Climate change ratchets up the stress on farmworkers on the front lines of a warming Earth

Camilo Martin picks blueberries at the Coopertiva Tierra y Libertad farm Friday, July 7, 2023, in Everson, Wash. Farms and workers must adapt to changing climate conditions. As Earth this week set and then repeatedly broke unofficial records for average global heat, it served as a reminder of a danger that climate change is making steadily worse for farmworkers and others who labor outside.(AP Photo/John Froschauer)

Mily Trevino-Sauceda was 9 when her mother fell as she worked to move irrigation pipes along rows of potato and alfalfa on an Idaho farm. Mily’s 10-year-old brother splashed water over their mother’s face and body while her children looked on, scared and crying. Their mother had fainted from the heat, and could never again work as fast or as long in the sun.

Decades later, the memory remains sharp for Trevino-Sauceda, who says few systemic changes have been made to safeguard farmworkers from extreme heat.
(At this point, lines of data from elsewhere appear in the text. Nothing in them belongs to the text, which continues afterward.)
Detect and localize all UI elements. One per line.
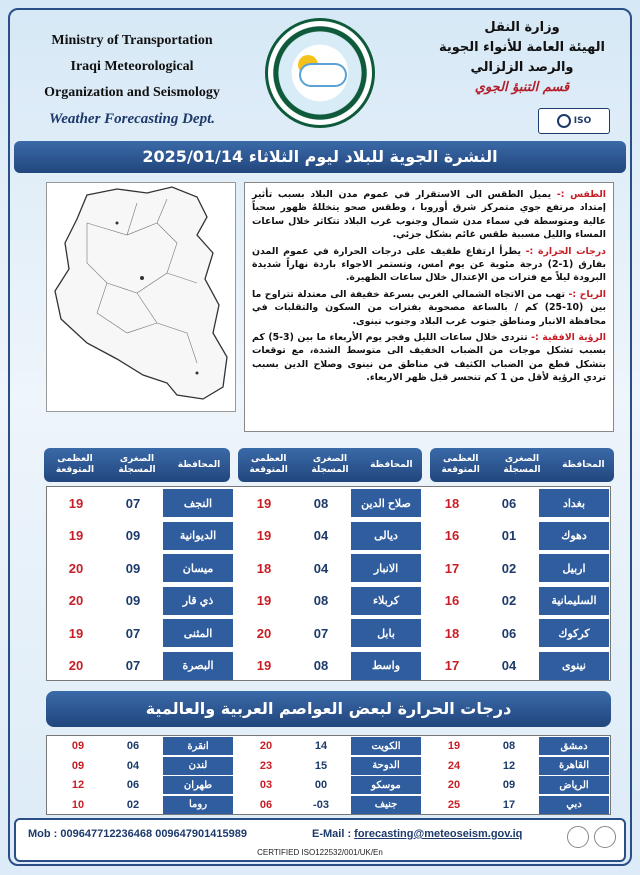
table-header-left bbox=[44, 448, 230, 482]
governorate-name: دهوك bbox=[539, 522, 609, 550]
max-temp: 19 bbox=[68, 495, 84, 511]
capital-name: طهران bbox=[163, 776, 233, 794]
governorate-name: النجف bbox=[163, 489, 233, 517]
governorate-name: اربيل bbox=[539, 554, 609, 582]
iraq-map bbox=[46, 182, 236, 412]
col-header-min: الصغرى المسجلة bbox=[503, 454, 541, 475]
capital-name: الرياض bbox=[539, 776, 609, 794]
governorate-name: ديالى bbox=[351, 522, 421, 550]
max-temp: 19 bbox=[256, 495, 272, 511]
organization-logo bbox=[265, 18, 375, 128]
capital-max-temp: 20 bbox=[447, 779, 461, 791]
capitals-title: درجات الحرارة لبعض العواصم العربية والعالمية bbox=[46, 691, 611, 727]
governorate-name: بابل bbox=[351, 619, 421, 647]
col-header-gov: المحافظة bbox=[177, 459, 221, 470]
min-temp: 04 bbox=[313, 528, 329, 543]
governorate-name: واسط bbox=[351, 652, 421, 680]
min-temp: 07 bbox=[125, 625, 141, 641]
capital-min-temp: 08 bbox=[502, 740, 516, 752]
capital-min-temp: 04 bbox=[126, 759, 140, 772]
min-temp: 09 bbox=[125, 560, 141, 576]
governorate-name: بغداد bbox=[539, 489, 609, 517]
header-ar-line-1: وزارة النقل bbox=[484, 20, 560, 35]
capital-min-temp: -03 bbox=[313, 798, 329, 811]
certificate-text: CERTIFIED ISO122532/001/UK/En bbox=[257, 848, 383, 857]
capital-max-temp: 03 bbox=[259, 779, 273, 791]
iso-badge bbox=[538, 108, 610, 134]
capital-max-temp: 25 bbox=[447, 798, 461, 811]
max-temp: 18 bbox=[444, 495, 460, 511]
max-temp: 20 bbox=[68, 658, 84, 673]
org-logo-icon bbox=[594, 826, 616, 848]
cloud-icon bbox=[301, 65, 345, 85]
min-temp: 04 bbox=[313, 560, 329, 576]
forecast-weather bbox=[252, 188, 606, 242]
header-en-dept: Weather Forecasting Dept. bbox=[49, 111, 215, 127]
email-line bbox=[312, 828, 522, 840]
capital-name: لندن bbox=[163, 757, 233, 775]
capital-min-temp: 00 bbox=[314, 779, 328, 791]
min-temp: 06 bbox=[501, 625, 517, 641]
wind-text: تهب من الاتجاه الشمالي الغربي بسرعة خفيفة الى معتدلة تتراوح ما بين (10-25) كم / بالساعة مصحوبة بفترات من السكون والتقلبات في محافظة الانبار ومناطق جنوب غرب البلاد وجنوب نينوى. bbox=[252, 288, 606, 327]
header-english bbox=[22, 28, 242, 132]
mobile-numbers: Mob : 009647712236468 009647901415989 bbox=[28, 828, 247, 840]
min-temp: 08 bbox=[313, 658, 329, 673]
governorate-name: البصرة bbox=[163, 652, 233, 680]
max-temp: 19 bbox=[68, 625, 84, 641]
min-temp: 02 bbox=[501, 560, 517, 576]
max-temp: 19 bbox=[256, 593, 272, 608]
capital-name: انقرة bbox=[163, 737, 233, 755]
min-temp: 08 bbox=[313, 495, 329, 511]
cert-logo-icon bbox=[567, 826, 589, 848]
capital-min-temp: 09 bbox=[502, 779, 516, 791]
capital-max-temp: 09 bbox=[71, 759, 85, 772]
header-ar-line-3: والرصد الزلزالي bbox=[470, 60, 574, 75]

“Knowing all this still happens, it angers,” said Trevino-Sauceda, now the executive director of Alianza de Campesinas, a women farmworkers’ organization based in Oxnard, California. “It angers because we know what it is to do this kind of work. And even though we want to be loyal to doing a good job, we don’t even think at the time that if we’re treated as human beings or not. We just want to survive it.”